Successful complex horror is a distracting splinter, lodged and rolling in meat.
Frankenstein juxtaposes creator and created in their respective humanity. Shelley installs a standard mirror in the tent for the benefit of each gibbering ghoul. Apples are still bad, when scrapheap-challenging life double check the eyes, hypocrisy abounds, God’s a neglectful parent, and tits solve problems.
James Sunderland is subjected to neurotic analysis and intricate reframing through all manner of lenses, two decades later, rewarding the repurposing of every facet of the standardised hero’s journey as damaged-psyche house of mirrors. Moreover, in understanding the value of restraint, resisting exposition, accepting that for many the narrative would exist as the tale of one man fleeing another man with a polygon for a face, and little more.

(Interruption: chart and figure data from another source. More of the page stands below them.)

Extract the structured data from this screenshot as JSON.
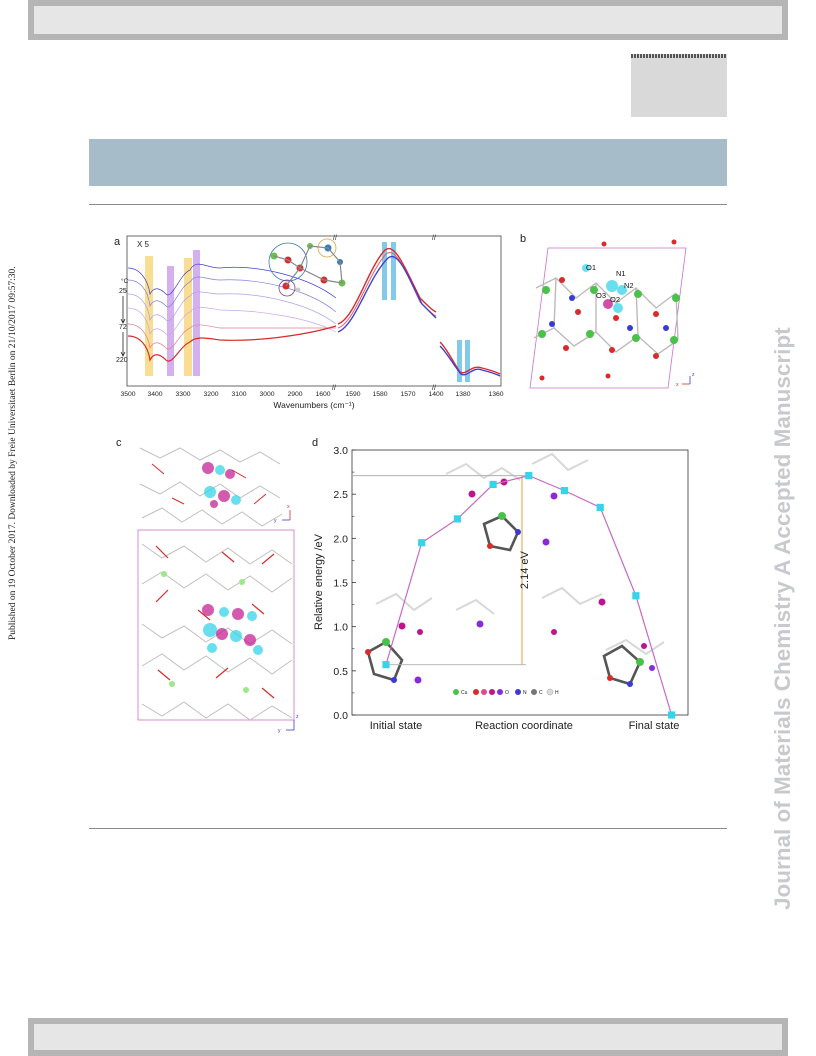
{
  "side_note": "Published on 19 October 2017. Downloaded by Freie Universitaet Berlin on 21/10/2017 09:57:30.",
  "watermark": "Journal of Materials Chemistry A Accepted Manuscript",
  "figure": {
    "panel_labels": [
      "a",
      "b",
      "c",
      "d"
    ],
    "panel_a": {
      "scale_note": "X 5",
      "temp_unit": "°C",
      "temps": [
        "25",
        "72",
        "220"
      ],
      "atoms": [
        "O1",
        "N1",
        "N2",
        "O3",
        "O2"
      ],
      "xlabel": "Wavenumbers (cm⁻¹)",
      "ticks_left": [
        "3500",
        "3400",
        "3300",
        "3200",
        "3100",
        "3000",
        "2900",
        "1600"
      ],
      "ticks_mid": [
        "1590",
        "1580",
        "1570",
        "1400"
      ],
      "ticks_right": [
        "1380",
        "1360"
      ]
    },
    "panel_b": {
      "atom_labels": [
        "O1",
        "N1",
        "N2",
        "O3",
        "O2"
      ],
      "axis": [
        "x",
        "z"
      ]
    },
    "panel_c": {
      "axis_top": [
        "y",
        "x"
      ],
      "axis_bottom": [
        "y",
        "z"
      ]
    },
    "legend_atoms": [
      "Cu",
      "O",
      "N",
      "C",
      "H"
    ],
    "colors": {
      "red": "#d92b2b",
      "blue": "#3a3ad6",
      "cyan": "#35d4e8",
      "magenta": "#c0148c",
      "purple": "#8a2bd6",
      "yellow": "#f5c84a",
      "pink": "#d070c8"
    }
  },
  "chart_data": {
    "type": "line",
    "panel": "d",
    "ylabel": "Relative energy /eV",
    "x_categories": [
      "Initial state",
      "Reaction coordinate",
      "Final state"
    ],
    "y_ticks": [
      "0.0",
      "0.5",
      "1.0",
      "1.5",
      "2.0",
      "2.5",
      "3.0"
    ],
    "ylim": [
      0,
      3.0
    ],
    "x": [
      1,
      2,
      3,
      4,
      5,
      6,
      7,
      8,
      9
    ],
    "values": [
      0.57,
      1.95,
      2.22,
      2.61,
      2.71,
      2.54,
      2.35,
      1.35,
      0.0
    ],
    "annotation": "2.14 eV",
    "marker": "square",
    "marker_color": "#35d4e8",
    "line_color": "#c86ac2"
  }
}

Cosmic horror spread its roots in pulp magazines, but on the back of growing species existential anxiety, is more frequently associated with philosophy-oriented catharsis. Lovecraft wrestled with his old-school New England heritage-based prejudices, pervasive alienation, and broader shifting discomfort with mankind’s insignificance revealed, and textually mirrored, by the lens of inexorably advancing knowledge and change. Amateur horror-philosophy is an author nailing Being and Nothingness to a squid, haunting philosophical horror is Sol against UY Scuti against black holes.
Do we conclude that darkness exists on a ladder? No. It exists on a gradient to employ in the utility of impression. Most essential is knowing what you are creating and to employ the appropriate tools. An assistant clutching a clipboard contributes nothing constructive. Consider that you do not turn up at a Halloween party with the intent of forcing everyone in attendance to relive their personal traumas or descend into chains of existential crises.